09/02/2021

Entre continuité et renouveau, 1989-1995 : la présidence de Robert Bisaillon

Après avoir été notamment président de la Commission des enseignants et enseignantes des commissions scolaires à la Centrale de l’enseignement du Québec, Robert Bisaillon a été nommé président du Conseil supérieur de l’éducation en 1989, poste qu’il a conservé jusqu’en 1995. Il a ensuite coprésidé la Commission des États généraux sur l’éducation en 1996, et a occupé le poste de sous-ministre adjoint à l’éducation préscolaire et à l’enseignement primaire et secondaire au ministère de l’Éducation jusqu’en 2005.

Celui qui a également été enseignant au primaire et au secondaire et, pendant deux ans, professeur invité à la Faculté des sciences de l’éducation de l’Université de Montréal, a volontiers accepté de nous parler de sa présidence au Conseil et de nous dire un mot sur ce que le milieu de l’éducation devrait anticiper pour la période « après-COVID ».

M. Bisaillon, quels ont été les bons coups du Conseil sous votre présidence ?

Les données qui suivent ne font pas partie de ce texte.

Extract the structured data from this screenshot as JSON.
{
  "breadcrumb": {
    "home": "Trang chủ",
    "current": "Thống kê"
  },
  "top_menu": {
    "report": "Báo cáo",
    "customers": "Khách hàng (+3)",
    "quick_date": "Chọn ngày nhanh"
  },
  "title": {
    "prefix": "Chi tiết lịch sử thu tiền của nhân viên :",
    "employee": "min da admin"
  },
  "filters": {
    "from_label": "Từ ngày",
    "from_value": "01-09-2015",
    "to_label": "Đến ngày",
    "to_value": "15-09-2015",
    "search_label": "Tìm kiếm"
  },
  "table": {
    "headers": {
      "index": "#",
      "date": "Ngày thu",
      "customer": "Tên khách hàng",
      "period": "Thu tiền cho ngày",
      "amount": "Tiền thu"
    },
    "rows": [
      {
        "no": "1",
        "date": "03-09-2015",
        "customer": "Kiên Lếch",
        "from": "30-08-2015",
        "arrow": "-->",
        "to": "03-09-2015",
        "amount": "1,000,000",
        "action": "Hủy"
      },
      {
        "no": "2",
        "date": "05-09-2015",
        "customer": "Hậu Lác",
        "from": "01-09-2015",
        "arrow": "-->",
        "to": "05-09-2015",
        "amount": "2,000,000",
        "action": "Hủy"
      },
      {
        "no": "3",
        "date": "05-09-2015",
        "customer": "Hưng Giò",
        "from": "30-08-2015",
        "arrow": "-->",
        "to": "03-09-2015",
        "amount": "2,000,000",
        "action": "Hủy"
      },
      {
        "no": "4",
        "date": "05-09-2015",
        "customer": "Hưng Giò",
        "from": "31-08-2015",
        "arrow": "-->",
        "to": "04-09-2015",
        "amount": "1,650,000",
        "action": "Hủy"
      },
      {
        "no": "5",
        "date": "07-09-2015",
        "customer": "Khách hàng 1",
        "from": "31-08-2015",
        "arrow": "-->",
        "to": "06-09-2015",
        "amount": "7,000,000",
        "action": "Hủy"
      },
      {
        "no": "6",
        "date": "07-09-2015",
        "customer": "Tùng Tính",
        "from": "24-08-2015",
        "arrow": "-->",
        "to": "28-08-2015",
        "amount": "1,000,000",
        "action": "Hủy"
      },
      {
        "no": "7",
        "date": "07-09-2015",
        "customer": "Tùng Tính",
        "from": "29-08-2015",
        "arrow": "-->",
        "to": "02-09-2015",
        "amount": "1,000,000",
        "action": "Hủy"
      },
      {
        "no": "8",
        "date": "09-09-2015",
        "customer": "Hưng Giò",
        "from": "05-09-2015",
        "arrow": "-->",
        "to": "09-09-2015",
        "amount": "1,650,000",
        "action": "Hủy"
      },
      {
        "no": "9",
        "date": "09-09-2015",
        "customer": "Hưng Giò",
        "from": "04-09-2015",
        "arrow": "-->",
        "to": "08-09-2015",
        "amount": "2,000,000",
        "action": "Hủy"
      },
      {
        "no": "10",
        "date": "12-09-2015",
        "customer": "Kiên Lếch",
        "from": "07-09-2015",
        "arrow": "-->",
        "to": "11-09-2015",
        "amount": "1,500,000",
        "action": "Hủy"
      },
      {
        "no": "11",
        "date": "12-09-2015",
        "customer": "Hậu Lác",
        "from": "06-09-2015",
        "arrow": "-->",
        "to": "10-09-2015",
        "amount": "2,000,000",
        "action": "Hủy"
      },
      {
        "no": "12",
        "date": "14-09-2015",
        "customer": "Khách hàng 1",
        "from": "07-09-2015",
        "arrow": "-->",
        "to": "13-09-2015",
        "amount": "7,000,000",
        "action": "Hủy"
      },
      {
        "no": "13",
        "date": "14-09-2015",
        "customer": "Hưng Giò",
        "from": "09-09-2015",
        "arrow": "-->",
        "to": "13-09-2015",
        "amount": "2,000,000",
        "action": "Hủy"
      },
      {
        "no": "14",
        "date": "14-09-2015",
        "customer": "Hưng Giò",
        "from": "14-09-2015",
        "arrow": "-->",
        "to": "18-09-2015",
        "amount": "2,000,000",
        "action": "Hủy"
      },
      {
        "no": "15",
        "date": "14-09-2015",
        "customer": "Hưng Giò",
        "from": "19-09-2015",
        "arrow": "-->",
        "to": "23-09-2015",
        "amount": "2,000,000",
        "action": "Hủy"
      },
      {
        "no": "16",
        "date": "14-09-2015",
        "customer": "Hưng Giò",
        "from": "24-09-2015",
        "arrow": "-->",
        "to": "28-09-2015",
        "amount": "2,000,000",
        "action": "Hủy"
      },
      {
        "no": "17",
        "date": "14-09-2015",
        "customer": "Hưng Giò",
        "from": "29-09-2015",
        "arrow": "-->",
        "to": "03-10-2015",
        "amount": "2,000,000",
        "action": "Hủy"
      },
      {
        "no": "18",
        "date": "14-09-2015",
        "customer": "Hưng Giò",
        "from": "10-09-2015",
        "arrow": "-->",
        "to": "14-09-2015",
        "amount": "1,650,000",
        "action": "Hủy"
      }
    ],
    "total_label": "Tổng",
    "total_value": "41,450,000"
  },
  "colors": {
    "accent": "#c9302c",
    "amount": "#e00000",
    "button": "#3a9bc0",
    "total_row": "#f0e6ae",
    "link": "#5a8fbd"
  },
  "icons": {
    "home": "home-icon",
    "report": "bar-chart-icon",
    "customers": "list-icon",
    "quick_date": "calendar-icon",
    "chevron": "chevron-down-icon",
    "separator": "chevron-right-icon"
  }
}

Je pense particulièrement à trois rapports sur l’état et les besoins de l’éducation qui s’inscrivent dans une trajectoire de professionnalisation des métiers de l’éducation. Lors de mon mandat, j’avais pour souhait de parler davantage des acteurs du système. Par exemple, le discours entourant la profession enseignante tournait surtout autour des conditions de travail. Dans le rapport sur l’état et les besoins de l’éducation de 1990-91 intitulé La profession enseignante : vers un renouvellement du contrat social, le Conseil a donc choisi de parler des fondements du métier pour le revaloriser et en montrer à la fois l’importance et la complexité.

Celui de 1991-92, La gestion de l’éducation : nécessité d’un autre modèle, a remis en cause le modèle dominant, très hiérarchique, peu mobilisateur de la gestion de l’éducation. Nous pensions que le gestionnaire devait être à la fois visionnaire et planificateur, que la mobilisation des ressources humaines était devenue sa tâche principale plutôt que l’émission de directives.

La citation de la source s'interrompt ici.